Ansaloni, de Buenos Aires, Beatriz Ávila, de Tucumán et Antonio Carambia, de Santa Cruz, Ils ont été élus en 2017 par la liste de changements et ont un mandat valide jusqu'en 2021.

Dans le même sens que le premier président a exprimé le député du PRO Álvaro González, qui a soutenu que les législateurs devraient donner des explications devant la société qui les a votés.

"Ansaloni, Avila et Carambia n'ont pas donné d'explications. J'ai essayé de les localiser pendant une semaine", a-t-il déclaré à la radio La990.

"Ansaloni m'a dit un jour 'j'y vais' et je l'attends toujours. Carambia n'a jamais répondu à mon téléphone. Nous sommes tous des hommes importants. J'ai plusieurs années d'expérience politique. Si vous pouvez vous asseoir face à face, je peux comprendre ce qu'ils sont les raisons ", at-il ajouté.

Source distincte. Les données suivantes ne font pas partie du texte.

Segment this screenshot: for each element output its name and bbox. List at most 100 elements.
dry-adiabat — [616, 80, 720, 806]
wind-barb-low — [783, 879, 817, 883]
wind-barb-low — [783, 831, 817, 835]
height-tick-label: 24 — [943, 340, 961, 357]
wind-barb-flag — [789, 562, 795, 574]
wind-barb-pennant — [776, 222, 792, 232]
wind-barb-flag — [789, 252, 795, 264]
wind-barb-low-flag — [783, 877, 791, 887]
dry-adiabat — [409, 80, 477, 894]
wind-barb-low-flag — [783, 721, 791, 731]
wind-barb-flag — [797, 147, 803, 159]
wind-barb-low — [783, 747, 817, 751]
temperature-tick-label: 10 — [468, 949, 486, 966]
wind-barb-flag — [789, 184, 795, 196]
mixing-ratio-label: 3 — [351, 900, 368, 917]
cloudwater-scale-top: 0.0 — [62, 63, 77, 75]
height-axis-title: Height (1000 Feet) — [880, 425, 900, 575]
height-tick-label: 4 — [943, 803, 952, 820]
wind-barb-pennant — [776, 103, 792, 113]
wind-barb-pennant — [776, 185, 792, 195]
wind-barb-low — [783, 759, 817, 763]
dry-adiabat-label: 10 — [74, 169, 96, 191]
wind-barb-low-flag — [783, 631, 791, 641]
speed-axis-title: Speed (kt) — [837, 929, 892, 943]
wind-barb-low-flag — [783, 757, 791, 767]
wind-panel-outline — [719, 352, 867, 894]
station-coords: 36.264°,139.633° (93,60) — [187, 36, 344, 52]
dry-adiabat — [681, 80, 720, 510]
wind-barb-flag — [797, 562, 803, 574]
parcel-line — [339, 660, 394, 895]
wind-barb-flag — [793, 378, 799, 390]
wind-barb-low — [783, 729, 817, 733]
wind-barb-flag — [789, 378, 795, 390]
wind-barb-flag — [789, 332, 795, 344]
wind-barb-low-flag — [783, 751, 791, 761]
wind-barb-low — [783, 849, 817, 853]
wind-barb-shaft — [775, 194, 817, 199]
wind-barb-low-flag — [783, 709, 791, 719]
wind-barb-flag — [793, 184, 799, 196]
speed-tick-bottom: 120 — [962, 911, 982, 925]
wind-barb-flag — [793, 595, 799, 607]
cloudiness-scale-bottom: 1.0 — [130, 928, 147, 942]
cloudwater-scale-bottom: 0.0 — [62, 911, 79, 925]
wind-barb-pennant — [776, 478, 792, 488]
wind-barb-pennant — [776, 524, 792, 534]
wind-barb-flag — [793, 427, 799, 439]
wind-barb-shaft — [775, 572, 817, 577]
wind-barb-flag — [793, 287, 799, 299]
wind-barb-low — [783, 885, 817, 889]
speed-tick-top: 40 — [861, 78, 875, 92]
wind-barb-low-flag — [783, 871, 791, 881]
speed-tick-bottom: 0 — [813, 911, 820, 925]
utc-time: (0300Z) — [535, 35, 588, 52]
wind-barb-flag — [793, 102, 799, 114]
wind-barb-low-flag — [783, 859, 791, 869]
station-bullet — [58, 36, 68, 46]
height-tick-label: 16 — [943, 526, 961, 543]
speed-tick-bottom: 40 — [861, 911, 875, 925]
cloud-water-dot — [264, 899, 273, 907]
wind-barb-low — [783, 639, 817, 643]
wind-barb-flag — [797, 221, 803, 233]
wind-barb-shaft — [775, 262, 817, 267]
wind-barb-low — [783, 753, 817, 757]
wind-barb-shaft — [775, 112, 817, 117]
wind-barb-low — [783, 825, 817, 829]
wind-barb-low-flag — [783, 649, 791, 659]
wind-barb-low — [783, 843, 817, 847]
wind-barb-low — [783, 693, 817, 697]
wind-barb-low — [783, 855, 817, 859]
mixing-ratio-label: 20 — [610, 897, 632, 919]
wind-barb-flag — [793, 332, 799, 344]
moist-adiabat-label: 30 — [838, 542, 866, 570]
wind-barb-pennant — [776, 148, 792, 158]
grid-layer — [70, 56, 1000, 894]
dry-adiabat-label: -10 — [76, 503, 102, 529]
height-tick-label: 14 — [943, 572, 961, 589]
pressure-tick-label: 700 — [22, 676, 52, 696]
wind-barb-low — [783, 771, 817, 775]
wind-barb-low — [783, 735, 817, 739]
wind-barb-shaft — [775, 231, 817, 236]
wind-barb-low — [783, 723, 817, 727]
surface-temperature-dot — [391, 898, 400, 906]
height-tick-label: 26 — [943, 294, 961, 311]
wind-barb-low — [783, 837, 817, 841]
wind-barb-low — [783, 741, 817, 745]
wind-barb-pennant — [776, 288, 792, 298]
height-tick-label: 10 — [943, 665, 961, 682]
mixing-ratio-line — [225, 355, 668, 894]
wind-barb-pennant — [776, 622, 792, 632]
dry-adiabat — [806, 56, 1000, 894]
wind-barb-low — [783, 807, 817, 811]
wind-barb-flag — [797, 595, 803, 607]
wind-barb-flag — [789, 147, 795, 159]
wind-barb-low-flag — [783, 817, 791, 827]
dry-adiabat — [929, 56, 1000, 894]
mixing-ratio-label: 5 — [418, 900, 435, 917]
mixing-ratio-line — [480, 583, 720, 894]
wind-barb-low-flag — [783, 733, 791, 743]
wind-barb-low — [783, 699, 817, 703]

En réponse, Ávila a expliqué: «Nous ne sommes pas du PRO, d’où la grande confusion. Nous n'avons jamais été PRO, ils ne savaient pas comment contenir les blocs provinciaux ». Ensuite, il a déclaré: "Ritondo a été mis sur un doigt, laissant de côté l'intérieur." En outre, sont stressés "Un bloc d'opposition" et ils n'ont pas "Vendu."